É com muito orgulho que partilho este vídeo onde aparece o querido antropólogo Miguel Vale de Almeida, que tive o prazer de ser aluna na graduação em Antropologia Social no ISCTE - universidade de Lisboa. Porquê? Porque é um português, branco, académico que coloca os pontos no is, afirmando que a sociedade portuguesa é esquizofrénica, colocando o racismo e a violência debaixo da cama. Adoro a expressão 'debaixo da cama"! Diferentemente de " debaixo do tapete" a pessoa quando se deita normalmente é na cama, salvo raras excepções em cima do tapete. Ao se deitar a pessoa aconchega a sua cabecinha, estica ou aninha o seu corpinho e faz óó. Vai daí que a pessoa traz dentro de si uma tal de uma consciência, que pode ou não estar aflorada. Ao fazer óó a pessoa acessa ao inconsciente e ao subconsciente. Tá. Daí aquilo que ela em coletivo e no individual colocou debaixo da cama emerge como um fantasma da ópera, uma realidade que foi e é um pesadelo enquanto não sair debaixo da cama por omissão e negligência. Vergonha? Não sei. Penso que uma grande parte da população portuguesa nunca se questionou sobre essa vergonha, pois se assim fosse não permitiria esse enaltecimento dos monumentos e dessa narrativa de " dar novos mundos ao mundo". Sim, sem dúvida a tecnologia avançou e muitos encontros auspiciosos aconteceram, ou começam a acontecer quando vamos ao encontro do outro não para subjugá-lo, explorá-lo, desrepeita-lo e até aniquilá-lo e sim para conhecê-lo, abraçá-lo, criar boas relações.

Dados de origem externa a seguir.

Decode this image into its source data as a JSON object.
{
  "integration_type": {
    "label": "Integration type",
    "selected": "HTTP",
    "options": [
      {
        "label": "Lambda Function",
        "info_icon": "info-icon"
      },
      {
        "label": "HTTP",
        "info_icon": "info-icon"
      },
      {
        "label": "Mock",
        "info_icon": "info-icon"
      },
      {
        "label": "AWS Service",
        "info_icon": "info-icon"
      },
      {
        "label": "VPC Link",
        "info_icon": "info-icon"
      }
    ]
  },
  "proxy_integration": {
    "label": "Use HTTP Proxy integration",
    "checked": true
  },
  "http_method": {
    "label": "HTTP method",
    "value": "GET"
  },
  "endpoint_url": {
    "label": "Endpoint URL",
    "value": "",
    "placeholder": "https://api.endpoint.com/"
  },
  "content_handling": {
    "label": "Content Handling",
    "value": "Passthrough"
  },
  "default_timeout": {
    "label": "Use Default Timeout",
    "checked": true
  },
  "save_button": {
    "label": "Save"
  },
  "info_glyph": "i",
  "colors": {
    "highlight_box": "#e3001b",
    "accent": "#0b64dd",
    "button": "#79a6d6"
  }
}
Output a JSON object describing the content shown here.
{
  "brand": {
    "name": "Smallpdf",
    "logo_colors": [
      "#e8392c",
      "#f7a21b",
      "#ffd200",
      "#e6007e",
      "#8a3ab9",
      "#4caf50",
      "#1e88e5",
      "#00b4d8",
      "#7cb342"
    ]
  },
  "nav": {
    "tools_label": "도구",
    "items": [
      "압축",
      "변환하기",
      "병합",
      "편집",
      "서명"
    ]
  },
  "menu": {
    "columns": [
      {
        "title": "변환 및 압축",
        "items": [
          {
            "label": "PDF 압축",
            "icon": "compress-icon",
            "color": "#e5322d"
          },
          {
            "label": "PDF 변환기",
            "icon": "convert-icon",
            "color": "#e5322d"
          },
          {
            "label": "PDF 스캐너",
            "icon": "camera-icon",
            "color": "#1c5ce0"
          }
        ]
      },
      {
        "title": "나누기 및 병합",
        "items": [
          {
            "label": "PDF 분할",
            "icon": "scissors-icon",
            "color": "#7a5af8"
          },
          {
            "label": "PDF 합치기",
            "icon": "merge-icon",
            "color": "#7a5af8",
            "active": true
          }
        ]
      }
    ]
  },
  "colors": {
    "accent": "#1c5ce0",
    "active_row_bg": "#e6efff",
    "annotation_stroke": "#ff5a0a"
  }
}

Logo de seguida temos a artista Grada Kilomba, afro descendente, que nasceu e viveu em Lisboa, que fala da resistência que o povo português tem em chegar ao presente e lidar com o presente, resistindo a incluir os afrodescendentes na sociedade portuguesa na sua totalidade. O mais chocante, e quem viveu em Portugal como eu por ser de lá, é lembrar aquela frase: " Oh preto! Volta para a tua terra!" Ou aquelas pixações: PRETOS FORA! Degradante num país como Portugal que só deixou de bater no peito faxixi " Angola é nossa!" e abriu mão de Angola, Moçambique, Guiné, Cabo Verde, São Tomé quando ao fim de 12 anos percebeu que a guerra estava perdida e que muitos morreram e outros ficaram feridos e traumatizados de guerra. Isto na geração do meu pai, dos meus tios, dos pais dos meu amigos. E essas memórias de guerra ainda são muito doloridas para muita gente relembra-las. Normal. Compreensível. O que não é compreensível é Portugal ter-se tornado num país que quase só vive do turismo, em que um dos produtos vendáveis é essa narrativa caduca e nefasta. Por outro lado, é minha intenção mostrar não só aos angolanos, cabo verdianos, guineenses, moçambicanos, são tomesenses (? existe essa denominação?) mas como aos brasileiros que existem portugueses, brancos, estudiosos que não compactuam com essa narrativa, esse discurso que deveria ser convertido em pedido de desculpas e procura duma reconciliação daqui para a frente, acolhendo de facto as pessoas, valorizando-as, criando perspectivas destas progredirem. Sinceramente, Portugal até à data também não me oferece essa perspectivava de progressão seja pessoal, espiritual como profissional. Como a mim outras pessoas sentirão o mesmo. Por isso não voltam. Santos da casa não fazem milagres! :D
Porém, desejo do fundo do coração, muito sinceramente, que outras mentalidades se firmem num estar na vida de outra forma, sem ser fechado sobre o seu próprio umbigo, numa auto negação com os olhos estrábicos virados para o passado. Eu sei que tem muita gente em Portugal a pensar diferente e a olhar para os africanos, para os afro descentes e para os indígenas brasileiros com muito respeito e admiração. Mas ainda não é suficiente. Façamos de facto a diferença no nosso dia a dia uns com os outros. Valorizando-nos de facto, independentemente da cor e da origem. Prática que nem sempre acontece. Só às vezes, vá.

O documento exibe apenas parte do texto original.